İçişleri Bakanı İdris Naim Şahin bu güne kadar gelmiş tüm bakanlar arasında çok ilginç bir yere sahip olacakmış gibime geliyor. Kendi halinde olanların bile zaman zaman tepkisini çeken Bakan kendi partilileri tarafından bile eleştirilebiliyor.
Yine AKP içerisinde bir zamanlar böylesi tepkiler çeken bir isim daha vardı, hatırlarsanız. Kemal Unakıtan. Hazır cevaplığı, pişkinliği, oğlu aracılığıyla “one minut” repliğinin bile patent hakkını almaya çalışması halen hafızalarda.
Bir haber sitesinde yer alan yazı aynen şöyleydi:
Takla at bakalım…
Bakan’ın muhatap olduğu adam hayvan satıcısıymış. O köyde de hayvan satıcılarına “cambaz” derlermiş. Adam gelirken bakana cambaz diye tanıtılmış. Bakan da onun için “takla at” demiş. Kötü bir niyeti yoktu, olmaz zaten..
İçişleri Bakanı’na tepki duyan AKP’liler Başbakan’a başvurdu
Göreve geldiği günden beri yaptığı açıklamalar ve kamuoyunda gaf olarak nitelendirilen çıkışlarıyla gündemden düşmeyen Bakana AKP içerisinde tepkiler artıyor. Partideki rahatsızlık, BDP’nin Bakan hakkında verdiği gensoru önergesinin görüşüldüğü Genel Kurul toplantısında kendini hissettirdi. BDP’nin hakkındaki iddialarını yanıtlamak için kürsüye çıkan Şahin’in konuşması, aralarında AKP Genel Başkan Yardımcısı Ömer Çelik, Adıyaman milletvekili Mehmet Metiner, Diyarbakır Milletvekili Cuma İçten ve Siirt Milletvekili Afif Demirkıran’ın da bulunduğu pek çok partili tarafından alkışlanmadı.
Bakan Şahin’in kamuoyunda tepki çeken çıkışlarıyla ilgili rahatsızlık duyan kesimlerin “Lütfen Bakanı dizginleyin” talebini bizzat bazı AKP kurmayları aracılığıyla Başbakana ilettiği belirtiliyor. Ancak Erdoğan’ın Şahin hakkında herhangi bir tasarrufa gitmesinin beklenmediği, parti içinden ve kamuoyundan gelen tepkilere rağmen olası bir kabine revizyonunda yeri en garanti olan bakanın Şahin olduğu görüşü dillendiriliyor.
Evet, sayın okurlar.

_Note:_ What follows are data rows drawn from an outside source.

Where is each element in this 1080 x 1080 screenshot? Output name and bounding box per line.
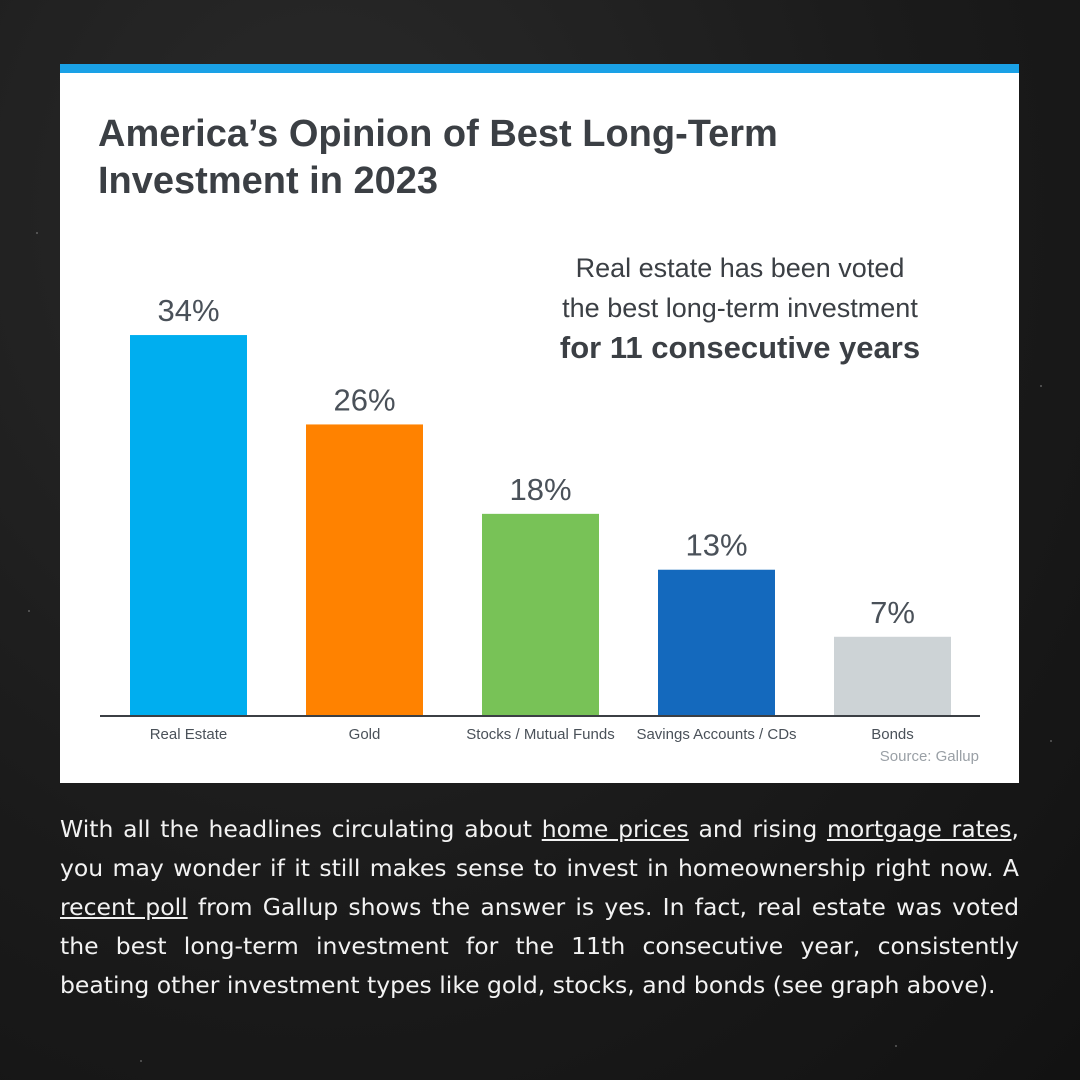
chart-source: Source: Gallup	[879, 748, 979, 765]
bar-bonds	[834, 636, 951, 715]
home-prices-link[interactable]: home prices	[541, 815, 689, 843]
callout-line-2: the best long-term investment	[562, 293, 918, 323]
x-tick-label: Savings Accounts / CDs	[636, 726, 796, 743]
data-label: 13%	[685, 528, 747, 563]
bar-gold	[306, 424, 423, 715]
data-label: 34%	[157, 293, 219, 328]
bar-savings-accounts-cds	[658, 569, 775, 715]
data-label: 7%	[870, 595, 915, 630]
bar-stocks-mutual-funds	[482, 513, 599, 715]
article-paragraph: With all the headlines circulating about…	[60, 810, 1019, 1005]
paragraph-text-4: from Gallup shows the answer is yes. In …	[60, 893, 1019, 999]
paragraph-text-3: , you may wonder if it still makes sense…	[60, 815, 1019, 882]
data-label: 18%	[509, 472, 571, 507]
recent-poll-link[interactable]: recent poll	[60, 893, 188, 921]
paragraph-text-2: and rising	[688, 815, 827, 843]
bar-chart: 34% Real Estate 26% Gold 18% Stocks / Mutual …	[100, 293, 980, 743]
x-tick-label: Stocks / Mutual Funds	[466, 726, 614, 743]
callout-text: Real estate has been voted the best long…	[490, 248, 990, 368]
mortgage-rates-link[interactable]: mortgage rates	[826, 815, 1012, 843]
callout-line-3: for 11 consecutive years	[559, 330, 921, 365]
chart-card: America’s Opinion of Best Long-Term Inve…	[60, 64, 1019, 783]
chart-title: America’s Opinion of Best Long-Term Inve…	[98, 113, 778, 202]
bar-real-estate	[130, 335, 247, 715]
x-tick-label: Gold	[349, 726, 381, 743]
data-label: 26%	[333, 382, 395, 417]
callout-line-1: Real estate has been voted	[575, 253, 905, 283]
paragraph-text-1: With all the headlines circulating about	[60, 815, 542, 843]
x-tick-label: Real Estate	[150, 726, 228, 743]
x-tick-label: Bonds	[871, 726, 914, 743]
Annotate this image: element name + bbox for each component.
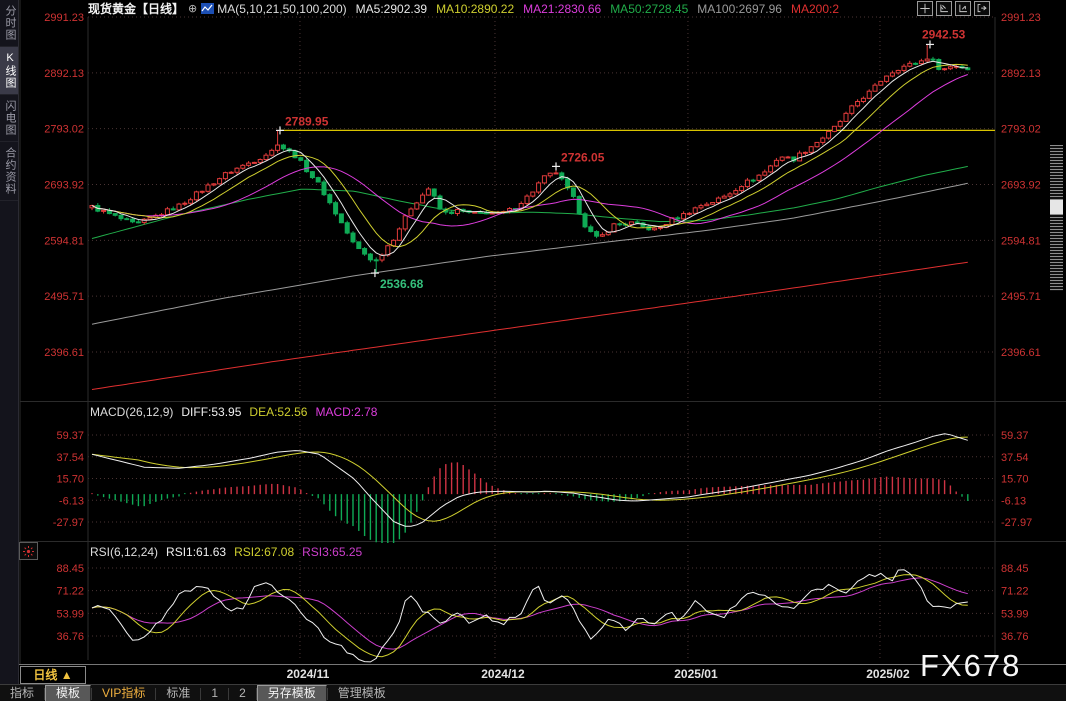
y-axis-scale-icon[interactable]	[936, 1, 952, 16]
indicator-value-label: RSI2:67.08	[234, 545, 295, 559]
svg-text:37.54: 37.54	[56, 452, 84, 464]
indicator-value-label: MACD:2.78	[315, 405, 378, 419]
toolbar-divider	[228, 687, 230, 700]
price-scale-scrollbar[interactable]	[1050, 145, 1063, 291]
ma-values: MA5:2902.39 MA10:2890.22 MA21:2830.66 MA50:…	[356, 2, 848, 16]
toolbar-item-标准[interactable]: 标准	[166, 686, 191, 700]
indicator-settings-icon[interactable]	[19, 542, 38, 560]
toolbar-item-2[interactable]: 2	[239, 686, 246, 700]
rsi-panel-header: RSI(6,12,24) RSI1:61.63 RSI2:67.08 RSI3:65.…	[90, 545, 363, 559]
chart-header: 现货黄金【日线】 ⊕ MA(5,10,21,50,100,200) MA5:29…	[20, 0, 1066, 17]
svg-text:59.37: 59.37	[1001, 430, 1029, 442]
svg-text:2793.02: 2793.02	[44, 124, 84, 136]
sidebar-tab-合约资料[interactable]: 合约资料	[0, 142, 18, 201]
svg-text:2991.23: 2991.23	[1001, 12, 1041, 24]
svg-text:2892.13: 2892.13	[44, 68, 84, 80]
toolbar-divider	[155, 687, 157, 700]
toolbar-item-另存模板[interactable]: 另存模板	[256, 685, 327, 701]
ma-value-label: MA100:2697.96	[697, 1, 782, 16]
expand-icon[interactable]: ⊕	[188, 3, 198, 15]
svg-text:37.54: 37.54	[1001, 452, 1029, 464]
ma-group-label: MA(5,10,21,50,100,200)	[217, 1, 347, 16]
svg-text:2726.05: 2726.05	[561, 150, 605, 164]
indicator-value-label: DIFF:53.95	[181, 405, 242, 419]
ma-value-label: MA200:2	[790, 1, 840, 16]
svg-text:2793.02: 2793.02	[1001, 124, 1041, 136]
svg-text:88.45: 88.45	[56, 563, 84, 575]
toolbar-divider	[255, 687, 257, 700]
svg-text:53.99: 53.99	[56, 608, 84, 620]
ma-value-label: MA10:2890.22	[436, 1, 515, 16]
date-label: 2024/12	[481, 667, 525, 681]
svg-text:36.76: 36.76	[1001, 631, 1029, 643]
toolbar-divider	[44, 687, 46, 700]
ma-value-label: MA50:2728.45	[610, 1, 689, 16]
ma-value-label: MA5:2902.39	[355, 1, 428, 16]
svg-text:2594.81: 2594.81	[44, 235, 84, 247]
svg-text:-6.13: -6.13	[1001, 495, 1026, 507]
date-label: 2024/11	[286, 667, 330, 681]
svg-text:2991.23: 2991.23	[44, 12, 84, 24]
pan-crosshair-icon[interactable]	[917, 1, 933, 16]
svg-text:2693.92: 2693.92	[1001, 179, 1041, 191]
svg-text:2495.71: 2495.71	[44, 291, 84, 303]
sidebar-tab-分时图[interactable]: 分时图	[0, 0, 18, 47]
svg-text:2536.68: 2536.68	[380, 277, 424, 291]
svg-text:2789.95: 2789.95	[285, 114, 329, 128]
svg-text:-27.97: -27.97	[1001, 517, 1032, 529]
toolbar-divider	[200, 687, 202, 700]
date-label: 2025/01	[674, 667, 718, 681]
ma-value-label: MA21:2830.66	[523, 1, 602, 16]
symbol-title: 现货黄金【日线】	[88, 2, 185, 16]
toolbar-item-管理模板[interactable]: 管理模板	[337, 686, 386, 700]
date-label: 2025/02	[866, 667, 910, 681]
macd-panel-header: MACD(26,12,9) DIFF:53.95 DEA:52.56 MACD:2.7…	[90, 405, 378, 419]
indicator-value-label: RSI1:61.63	[166, 545, 227, 559]
svg-text:59.37: 59.37	[56, 430, 84, 442]
svg-text:88.45: 88.45	[1001, 563, 1029, 575]
svg-text:71.22: 71.22	[1001, 586, 1029, 598]
toolbar-item-指标[interactable]: 指标	[10, 686, 35, 700]
watermark: FX678	[920, 648, 1022, 683]
svg-text:-27.97: -27.97	[53, 517, 84, 529]
sidebar-tab-闪电图[interactable]: 闪电图	[0, 95, 18, 142]
period-selector[interactable]: 日线 ▲	[20, 666, 86, 684]
svg-text:2594.81: 2594.81	[1001, 235, 1041, 247]
svg-text:15.70: 15.70	[56, 474, 84, 486]
svg-text:2396.61: 2396.61	[44, 347, 84, 359]
indicator-value-label: RSI3:65.25	[302, 545, 363, 559]
x-axis-scale-icon[interactable]	[955, 1, 971, 16]
svg-text:2892.13: 2892.13	[1001, 68, 1041, 80]
date-axis-row: 日线 ▲ 2024/11 2024/12 2025/01 2025/02	[19, 664, 1066, 684]
toolbar-item-模板[interactable]: 模板	[45, 685, 92, 701]
toolbar-item-1[interactable]: 1	[211, 686, 219, 700]
svg-text:36.76: 36.76	[56, 631, 84, 643]
scrollbar-thumb[interactable]	[1050, 200, 1063, 215]
svg-text:53.99: 53.99	[1001, 608, 1029, 620]
svg-text:-6.13: -6.13	[59, 495, 84, 507]
svg-text:71.22: 71.22	[56, 586, 84, 598]
toolbar-item-VIP指标[interactable]: VIP指标	[102, 686, 146, 700]
toolbar-divider	[91, 687, 93, 700]
svg-text:15.70: 15.70	[1001, 474, 1029, 486]
exit-panel-icon[interactable]	[974, 1, 990, 16]
bottom-toolbar: 指标 模板 VIP指标 标准 1 2 另存模板 管理模板	[0, 684, 1066, 701]
svg-text:2396.61: 2396.61	[1001, 347, 1041, 359]
svg-text:2495.71: 2495.71	[1001, 291, 1041, 303]
sidebar-tab-K线图[interactable]: K线图	[0, 47, 18, 95]
left-sidebar: 分时图 K线图 闪电图 合约资料	[0, 0, 19, 701]
indicator-value-label: DEA:52.56	[249, 405, 308, 419]
svg-text:2942.53: 2942.53	[922, 27, 966, 41]
chart-tool-buttons	[917, 1, 990, 16]
svg-text:2693.92: 2693.92	[44, 179, 84, 191]
mini-chart-icon	[201, 3, 215, 14]
toolbar-divider	[326, 687, 328, 700]
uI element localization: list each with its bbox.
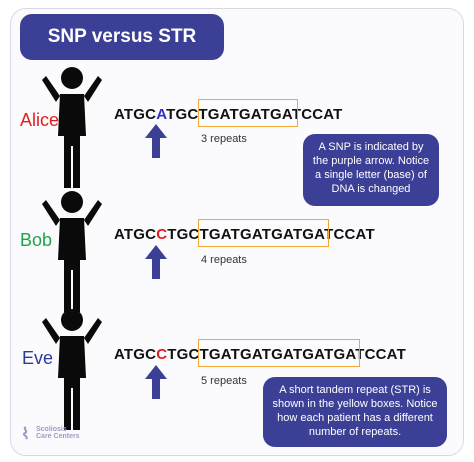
bob-seq-prefix: ATGC <box>114 226 157 243</box>
eve-str-box <box>198 339 360 367</box>
eve-name: Eve <box>22 348 54 368</box>
bob-snp-arrow-icon <box>145 245 167 279</box>
eve-repeats-label: 5 repeats <box>201 375 247 387</box>
bob-name: Bob <box>20 230 53 250</box>
alice-str-box <box>198 99 298 127</box>
page-title: SNP versus STR <box>20 14 224 60</box>
snp-note-text: A SNP is indicated by the purple arrow. … <box>312 141 430 195</box>
eve-sequence: ATGCCTGCTGATGATGATGATGATCCAT <box>114 346 406 363</box>
alice-seq-mid: TGC <box>166 106 199 123</box>
alice-name: Alice <box>20 110 60 130</box>
logo-line-2: Care Centers <box>36 433 80 440</box>
alice-seq-repeat: TGATGATGA <box>198 106 292 123</box>
str-note: A short tandem repeat (STR) is shown in … <box>263 377 447 447</box>
bob-str-box <box>198 219 329 247</box>
eve-figure-icon <box>42 309 102 430</box>
eve-seq-base: C <box>156 346 168 363</box>
eve-snp-arrow-icon <box>145 365 167 399</box>
bob-seq-base: C <box>156 226 168 243</box>
bob-sequence: ATGCCTGCTGATGATGATGATCCAT <box>114 226 375 243</box>
logo-text: Scoliosis Care Centers <box>36 426 80 440</box>
bob-figure-icon <box>42 191 102 312</box>
logo-icon <box>22 426 28 440</box>
bob-seq-suffix: TCCAT <box>324 226 375 243</box>
eve-seq-mid: TGC <box>167 346 200 363</box>
alice-repeats-label: 3 repeats <box>201 133 247 145</box>
eve-seq-prefix: ATGC <box>114 346 157 363</box>
bob-seq-repeat: TGATGATGATGA <box>199 226 325 243</box>
alice-seq-prefix: ATGC <box>114 106 157 123</box>
alice-seq-suffix: TCCAT <box>291 106 343 123</box>
eve-seq-suffix: TCCAT <box>355 346 406 363</box>
bob-seq-mid: TGC <box>167 226 200 243</box>
logo-line-1: Scoliosis <box>36 426 67 433</box>
logo: Scoliosis Care Centers <box>20 426 80 440</box>
snp-note: A SNP is indicated by the purple arrow. … <box>303 134 439 206</box>
alice-snp-arrow-icon <box>145 124 167 158</box>
eve-seq-repeat: TGATGATGATGATGA <box>199 346 356 363</box>
alice-sequence: ATGCATGCTGATGATGATCCAT <box>114 106 343 123</box>
alice-seq-base: A <box>156 106 167 123</box>
bob-repeats-label: 4 repeats <box>201 254 247 266</box>
str-note-text: A short tandem repeat (STR) is shown in … <box>272 384 438 438</box>
alice-figure-icon <box>42 67 102 188</box>
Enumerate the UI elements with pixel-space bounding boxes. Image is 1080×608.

Yorumsuz bir şekilde yazıyı aktarmaya çalıştım.
Benim asıl merak ettiğim konu ise Sayın Başbakan’ın tüm tepkilere rağmen bu isimleri niçin uyarmadığı, kızmadığı. Çünkü sinirlendiği zaman neler yapabileceğini medyadan gördük. Aşı kampanyasından Sağlık Bakanı Recep Akdağ’ı nasıl da bozmuştu. Aslında haklıydı da. Dileyen aşı olur, dileyen olmaz. Bunu vatandaşa dikte etmek büyük fiyaskoydu ve Başbakanımız da gereken dersi verdi.
Peki,İçişleri Bakanını niçin uyarmıyor? Bunu anlayabilmiş değilim. Sınırdaki katliam ortada. Kalbi kırık, gözü yaşlı insanlar halen olayın yasını tutarken Bakan Şahin’in sert açıklamaları bu ülke insanını derinden üzmüştür. Ya Bakan çıkıp özür dileyecekti ki bu yazının yazıldığı ana kadar böyle bir şey olmadı, ya da Başbakan devreye girip gerekeni yapacaktı.
Önümüzde Belediye seçimleri var, sonrasında da genel seçimler.
Yeniden yapılanan bir CHP gerçeği var.
İtidalli bir anlayışı sergileyen MHP var
BDP’de yavaş yavaş radikal söylemlerden sıyrılıp ülke gerçekleri ile senkronize olabilse, dahası bir tek Kürt oylarıyla değil de tüm Türkiye’nin partisi olabilme yolunda yeni bir trend yakalayabilse,
İşte o zaman AKP için tehlike çanlarının çalmaya başladığını duyabileceğiz ve dahası bir bakanın önünü sonunu düşünmeden ettiği sözlerin sandığa nasıl yansıdığını da.